What You Think You Want

January 20, 2012

Chris Guillebeau, legend of the internets, posted an Academic Confession to his site yesterday that has been clattering around my brain since I first laid eyes on it.

His confession is this: once upon a yester-year, Chris paid Yale seventy-five bucks to consider accepting (much) more of his money. They declined, preferring instead to put a big dent in someone else’s bank account.

The anecdote prompted a knowing smile on my part: I, too, once paid Yale to think about taking my money, and I, too,  was the recipient of a cordial thanks-but-no-thanks letter.

What continues to strike me as odd about my own said experience with Yale is that I didn’t even want to go there — I wanted to go to NYU, which was exactly where I’d wanted to go since the first day I began considering higher education. Yale slipped into the picture purely for the prestige. Which is, well, a little silly.

It took me a long time to get away from validating my life according to something that didn’t relate to my true hopes and goals.

Aye-men. It seems to take many people a long time to get over this, partially because most of us come of age in an educational system that refuses to acknowledge the existence of an alternative (let alone explore what alternatives might look like), and partially because, as Chris points out, the alternative is so difficult to define. Honestly, I was into my twenties before I even started to recognize that hopes and goals existed outside the structure of the traditional academia/career path.

At the time, I really did want to devote years of my life doing things that no one would notice, in hopes of obtaining letters behind my name that no one would care about. As ridiculous as I knew it was, I still wanted it!


Yep, I’m glad I didn’t get what I thought I wanted back then.

Now this is a phenomenon I’ve put considerable thought into in recent months. You see, almost exactly one year ago, I quit my job. Despite enjoying my work, I wasn’t finding it particularly… fulfilling.
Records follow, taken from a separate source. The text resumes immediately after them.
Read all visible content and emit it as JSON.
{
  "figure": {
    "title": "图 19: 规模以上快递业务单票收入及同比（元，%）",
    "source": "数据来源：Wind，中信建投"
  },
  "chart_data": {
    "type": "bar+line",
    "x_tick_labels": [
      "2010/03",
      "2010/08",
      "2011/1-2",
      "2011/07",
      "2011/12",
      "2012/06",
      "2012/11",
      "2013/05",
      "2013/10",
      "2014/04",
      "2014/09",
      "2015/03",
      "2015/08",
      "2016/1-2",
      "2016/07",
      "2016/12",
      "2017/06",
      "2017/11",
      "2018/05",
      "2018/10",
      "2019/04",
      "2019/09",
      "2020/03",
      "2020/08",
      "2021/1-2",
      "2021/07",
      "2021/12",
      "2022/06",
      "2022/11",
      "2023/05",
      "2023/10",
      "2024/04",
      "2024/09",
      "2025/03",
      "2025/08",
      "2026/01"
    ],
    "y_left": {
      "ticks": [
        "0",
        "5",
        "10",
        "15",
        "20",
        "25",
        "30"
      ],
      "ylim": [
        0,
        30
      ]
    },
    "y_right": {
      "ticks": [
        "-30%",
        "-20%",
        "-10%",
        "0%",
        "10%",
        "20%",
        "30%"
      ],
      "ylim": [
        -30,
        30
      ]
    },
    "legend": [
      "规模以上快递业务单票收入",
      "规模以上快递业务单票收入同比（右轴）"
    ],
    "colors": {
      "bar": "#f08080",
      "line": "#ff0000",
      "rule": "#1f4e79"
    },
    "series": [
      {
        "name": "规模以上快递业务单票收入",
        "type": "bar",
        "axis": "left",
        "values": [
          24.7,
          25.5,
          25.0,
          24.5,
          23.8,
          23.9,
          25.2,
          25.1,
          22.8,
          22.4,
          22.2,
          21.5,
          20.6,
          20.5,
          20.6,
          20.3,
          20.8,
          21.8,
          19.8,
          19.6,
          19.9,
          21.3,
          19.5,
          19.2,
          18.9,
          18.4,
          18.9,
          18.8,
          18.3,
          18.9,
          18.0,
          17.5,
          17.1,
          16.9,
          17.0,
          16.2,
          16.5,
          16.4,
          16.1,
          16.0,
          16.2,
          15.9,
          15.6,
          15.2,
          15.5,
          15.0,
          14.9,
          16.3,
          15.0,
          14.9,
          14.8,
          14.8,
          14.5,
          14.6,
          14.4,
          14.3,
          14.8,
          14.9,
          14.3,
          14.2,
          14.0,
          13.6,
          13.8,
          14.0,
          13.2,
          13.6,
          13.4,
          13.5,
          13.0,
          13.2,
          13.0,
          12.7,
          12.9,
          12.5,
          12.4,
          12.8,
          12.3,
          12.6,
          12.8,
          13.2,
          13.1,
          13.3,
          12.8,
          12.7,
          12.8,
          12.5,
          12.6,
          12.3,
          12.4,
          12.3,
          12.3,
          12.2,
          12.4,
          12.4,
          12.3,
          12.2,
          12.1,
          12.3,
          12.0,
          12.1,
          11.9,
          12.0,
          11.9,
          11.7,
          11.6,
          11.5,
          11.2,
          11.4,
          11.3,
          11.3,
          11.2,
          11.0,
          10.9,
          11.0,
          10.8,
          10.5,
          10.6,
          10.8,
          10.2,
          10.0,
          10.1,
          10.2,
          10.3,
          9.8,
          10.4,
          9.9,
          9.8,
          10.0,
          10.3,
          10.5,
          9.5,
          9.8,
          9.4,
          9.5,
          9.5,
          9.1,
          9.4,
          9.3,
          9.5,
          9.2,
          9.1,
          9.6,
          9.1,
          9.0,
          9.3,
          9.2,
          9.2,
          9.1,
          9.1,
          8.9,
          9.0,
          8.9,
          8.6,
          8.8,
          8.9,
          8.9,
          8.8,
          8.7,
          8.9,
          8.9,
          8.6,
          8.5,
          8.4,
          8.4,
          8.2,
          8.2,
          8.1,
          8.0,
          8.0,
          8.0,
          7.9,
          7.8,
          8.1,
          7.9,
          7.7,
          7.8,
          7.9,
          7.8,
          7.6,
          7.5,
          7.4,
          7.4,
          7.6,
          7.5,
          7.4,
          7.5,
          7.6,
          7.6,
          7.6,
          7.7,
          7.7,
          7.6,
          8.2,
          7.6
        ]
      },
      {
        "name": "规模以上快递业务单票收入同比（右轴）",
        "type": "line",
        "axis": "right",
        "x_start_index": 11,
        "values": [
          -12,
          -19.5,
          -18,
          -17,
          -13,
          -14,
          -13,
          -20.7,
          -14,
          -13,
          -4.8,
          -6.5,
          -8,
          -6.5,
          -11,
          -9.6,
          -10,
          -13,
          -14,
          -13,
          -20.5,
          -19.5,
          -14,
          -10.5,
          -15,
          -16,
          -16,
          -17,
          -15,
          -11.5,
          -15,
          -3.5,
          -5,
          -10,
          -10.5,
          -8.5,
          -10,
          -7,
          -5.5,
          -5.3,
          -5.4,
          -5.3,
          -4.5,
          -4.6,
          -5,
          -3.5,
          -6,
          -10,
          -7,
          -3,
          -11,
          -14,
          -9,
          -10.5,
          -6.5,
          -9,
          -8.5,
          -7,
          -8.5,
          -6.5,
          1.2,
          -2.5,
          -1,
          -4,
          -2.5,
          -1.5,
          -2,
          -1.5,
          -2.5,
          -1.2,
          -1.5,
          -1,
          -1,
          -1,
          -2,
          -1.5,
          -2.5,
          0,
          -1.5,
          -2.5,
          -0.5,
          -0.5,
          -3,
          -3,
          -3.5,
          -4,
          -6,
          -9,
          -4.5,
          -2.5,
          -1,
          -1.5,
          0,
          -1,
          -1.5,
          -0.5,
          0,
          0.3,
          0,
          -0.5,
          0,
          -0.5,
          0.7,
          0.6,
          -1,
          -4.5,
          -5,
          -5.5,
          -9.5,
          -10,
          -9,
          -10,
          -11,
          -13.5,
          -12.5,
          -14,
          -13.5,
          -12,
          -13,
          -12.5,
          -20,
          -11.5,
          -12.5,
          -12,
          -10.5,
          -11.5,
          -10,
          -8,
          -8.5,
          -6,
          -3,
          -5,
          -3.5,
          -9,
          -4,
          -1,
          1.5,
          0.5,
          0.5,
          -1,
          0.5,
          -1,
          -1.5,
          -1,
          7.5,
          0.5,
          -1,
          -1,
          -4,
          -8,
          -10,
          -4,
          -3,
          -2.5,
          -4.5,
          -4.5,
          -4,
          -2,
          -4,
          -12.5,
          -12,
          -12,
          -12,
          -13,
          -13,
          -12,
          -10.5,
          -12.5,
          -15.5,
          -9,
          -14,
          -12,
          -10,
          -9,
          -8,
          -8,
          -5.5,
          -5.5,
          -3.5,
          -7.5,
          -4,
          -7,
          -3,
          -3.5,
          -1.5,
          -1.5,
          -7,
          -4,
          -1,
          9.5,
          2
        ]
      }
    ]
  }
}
I wanted to do more for the world. What? I didn’t know. But something good and something big.

Then, for the next ten or so months, I floundered. Big time. I applied to job after job and got no response after no response. My one big interview ultimately led to an apologetic phone call, with the guy on the other end of the line saying, “You were an extremely strong candidate, but we found someone who we think will be just a little better fit for the position.”

I envisioned myself happily settling in to any of the organizations I was asking to devote my career to. I saw myself effecting change. Doing Good. I wanted — I really, thoroughly wanted — to work for a nonprofit committed to education reform.

And… no dice. My bank account and spirits dwindled.

As time went on, I started to question what it means to do Good, what was reasonable to expect out of a job, what a fulfilling life would (or could) look like, and whether I could add value to the world even if my chosen causes weren’t the basis of my professional career.

As more time went on, I felt myself increasingly pulled toward the life and work I’d given up. I found myself valuing doing work I love, and accepting that it was possible to be a positive presence in the world without spending my 9-5s dealing with the bureaucracy of the endeavor.

And in late autumn, I went back to Square One. I returned to audio, with my proverbial tail between my legs. Certain that I was making the right decision, but somewhat chagrined at it all.

The problem here is the correlation of the timeline of this decision with my failure to get into another industry. Did I only choose to go back to sound because I couldn’t get into nonprofit work? Wouldn’t I have been perfectly ecstatic to have been accepted at one of the many organizations I’d begged to take me?

At the time, I wanted to get out of the entertainment industry. I was sure of it. In retrospect, it appears as though I only thought I wanted out. The implications of this are profound: how are we ever to know whether we actually want something, or if we just think we want it?

These continue to be questions I ponder, and I can’t claim to fully be at peace with them.

But… I am happy. Really happy. I’m happy doing my work, I’m much more motivated now than I was a year-and-some-change ago, I’m focusing better and working faster, and see myself in the field long-term. I feel solid and ready to put in the thousands of hours necessary to get really freaking good at what I do.

I look back at the job interview last summer and the many, many applications and essays and organizations, and think… Thank. God. Last year was a little awful to experience, but looking back, I am extraordinarily relieved nothing else worked out.

I thought I knew what I wanted, but I was wrong.

And, like Chris, I am extremely glad I didn’t get what I thought I wanted.

It’s tricky territory, plagued with what-if’s and devil’s advocates and other annoying inconveniences of logic. But Chris’s way with words has brought me a bit closer to accepting and being thankful for what the territory is and what it isn’t, and not worrying so much about what could or would have been.